Not all teams will have the luxury of excess error budget and development cycles for this kind of reflection and action. However, if yours is one of the lucky ones in this position, here are some questions each discipline in the team can consider:
- Engineers: now that the product has an established track record of operation, when should we make important architectural changes? Are we consistently seeing that some important user workflows are taking a significant amount of time to complete? Consider different approaches that could remediate the problem, and use the data you are collecting to know when you’ve made progress.
- Product Managers: when should we prioritize investments in reliability over delivery of new user-facing capabilities? Are we consistently running out of error budget? If so, maybe the team is moving too fast and needs to focus on paying down tech debt, exploring more reliable architectures, and so on.
- Designers: based on the data we’re gathering, what assumptions can we make about user expectations, and how might we validate them? What potential sources of user pain should we probe in our next rounds of research?
Maturity levels 4 and 5 can be considered two waypoints in this process of collecting data and proactively experimenting to inform your product’s continuous development and improvement:
You’ll know you’re at Maturity Level 4 when …
Your software … can evolve with reference to service level objectives. When new features are rolled out to production, automatically track the rate of change with respect to relevant service level indicators. Use this to determine whether new features are degrading reliability and take steps to remediate. Treat automated performance testing as a ‘fitness function’ that provides fast feedback on changes in service level before software is released.

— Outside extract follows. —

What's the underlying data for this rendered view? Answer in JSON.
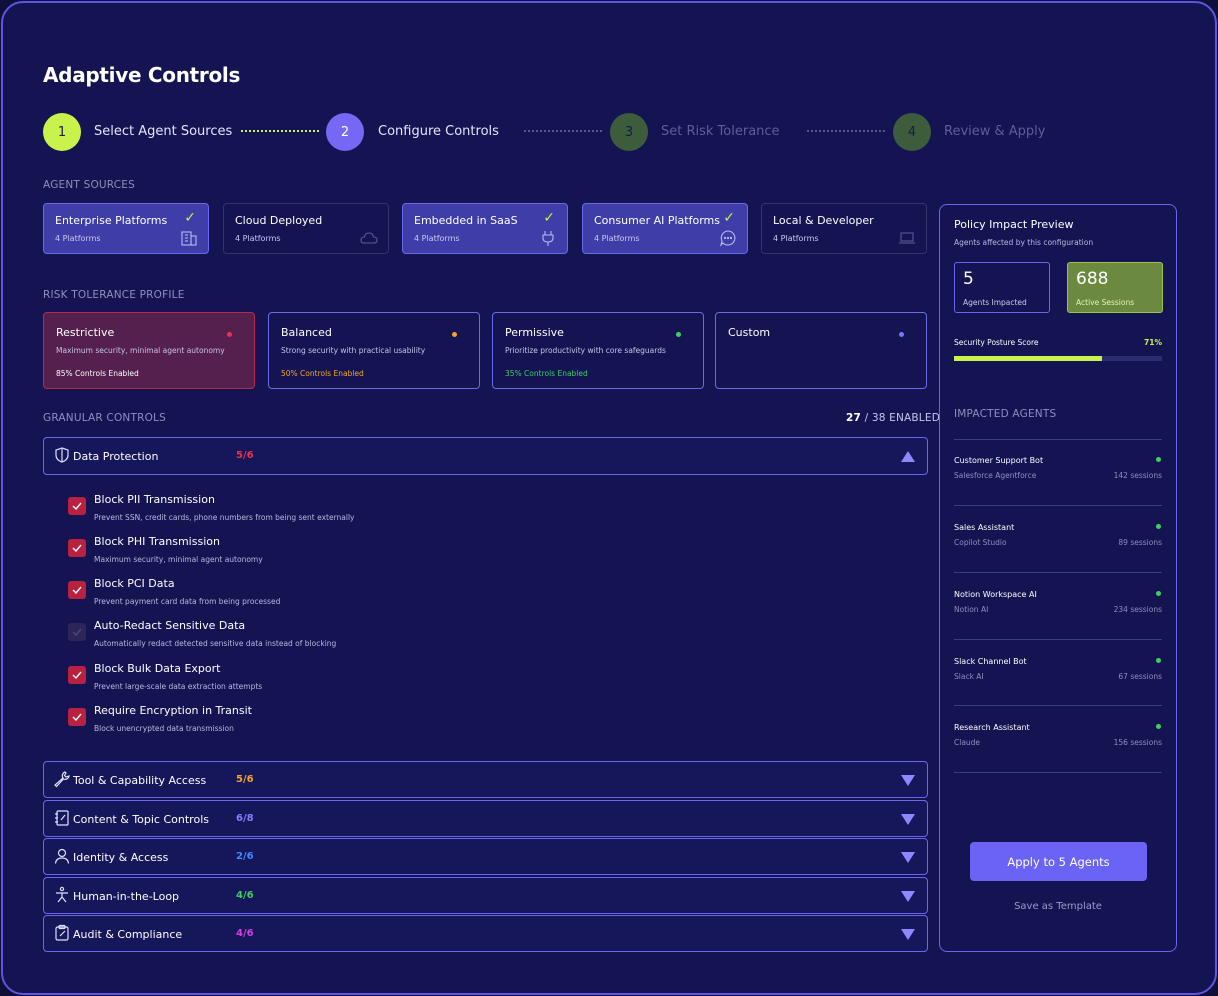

Your team … treats SLIs and remaining error budget as feedback that informs product decisions around implementation, prioritization, and further research.
You’ll know you’re at Maturity Level 5 when …
Your software … can be (for example) subjected to chaos testing in a production environment.
Your team … is confident enough to randomly introduce errors into a production environment in order to better understand how the system can respond to degradations in reliability.
A Note on Maturity with respect to Reliability Outcomes
There are many aspects in which an application can be reliable, and maturity is not a monolithic concept. A team can be more mature with respect to some reliability outcomes and less mature with respect to others. We encourage teams to prioritize their efforts on the outcomes that will do the most to establish trust with users and the business. Reliability is an outcome that teams should approach one step at a time.